Three decades of retail Originally uploaded by Payton Chung

Chris Leinberger refers to how the 2010 Census tract-level data dump has inevitably led to self-congratulatory crowing by the pavement-lobby-funded sprawl-triumphalist brigade:

“Unfortunately, the census shines the light on the terms ‘city’ and ‘suburb’ –neither of which are the keys to understanding today’s built environment.”

Friendship Heights, Maryland shows a particularly striking illustration of how it’s dangerous to strictly rely on Census geography to define terms like “city” and “suburb.” (As if categorizing Fresno as a city and Newark as a suburb weren’t quite enough.) On the right, the Mazza Gallerie enclosed mall walls itself off from the “central city” streets, whereas on the left, the mixed-use, high-rise, street-facing Wisconsin Place is in the “suburbs.” To further muddle the vagaries of local Census geography, the four-block, 34-acre Census Designated Place (and incorporated tax district) of Friendship Heights Village is right behind Wisconsin Place. Since it’s just a cluster of mostly residential high rises, it’s the single most densely populated “place” in the entire country, with 79,556 residents per square mile. Even Manhattan only clocks in at 69,468 per square mile.

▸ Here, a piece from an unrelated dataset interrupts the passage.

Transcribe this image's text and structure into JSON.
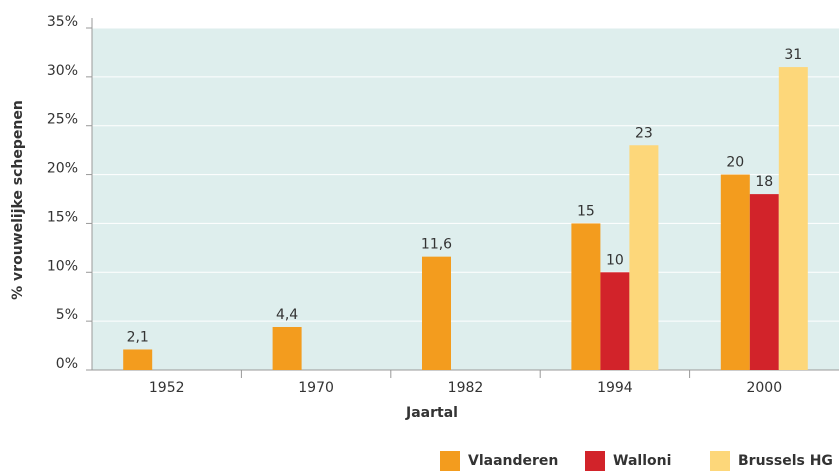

On the broader point: the triumphalists still refuse to recognize that population growth is just one, and not even a particularly good, metric of success. Global and national population growth is slowing, household sizes are declining, and housing space consumption per capita has grown considerably (although this trend is declining in suburbs, it probably still has a way to go in cities). All of these trends, plus the by-definition relative lack of cheap developable land in cities, means that cities will lag in population growth — but that most have turned the corner and are no longer places that people are fleeing when given the choice. I described Chicago’s turnaround as not one where the population is growing, but as one where it is ceasing to shrink as quickly (a turnaround in the second derivative of population growth). To the extent that hasn’t been borne out, it’s also a definitional problem — the city’s core is still growing, but outlying, low-density neighborhoods are emptying out as they undergo a different, more painful part of a demographic cycle. That doesn’t change the fact that something remarkably novel and different is happening to the core, though.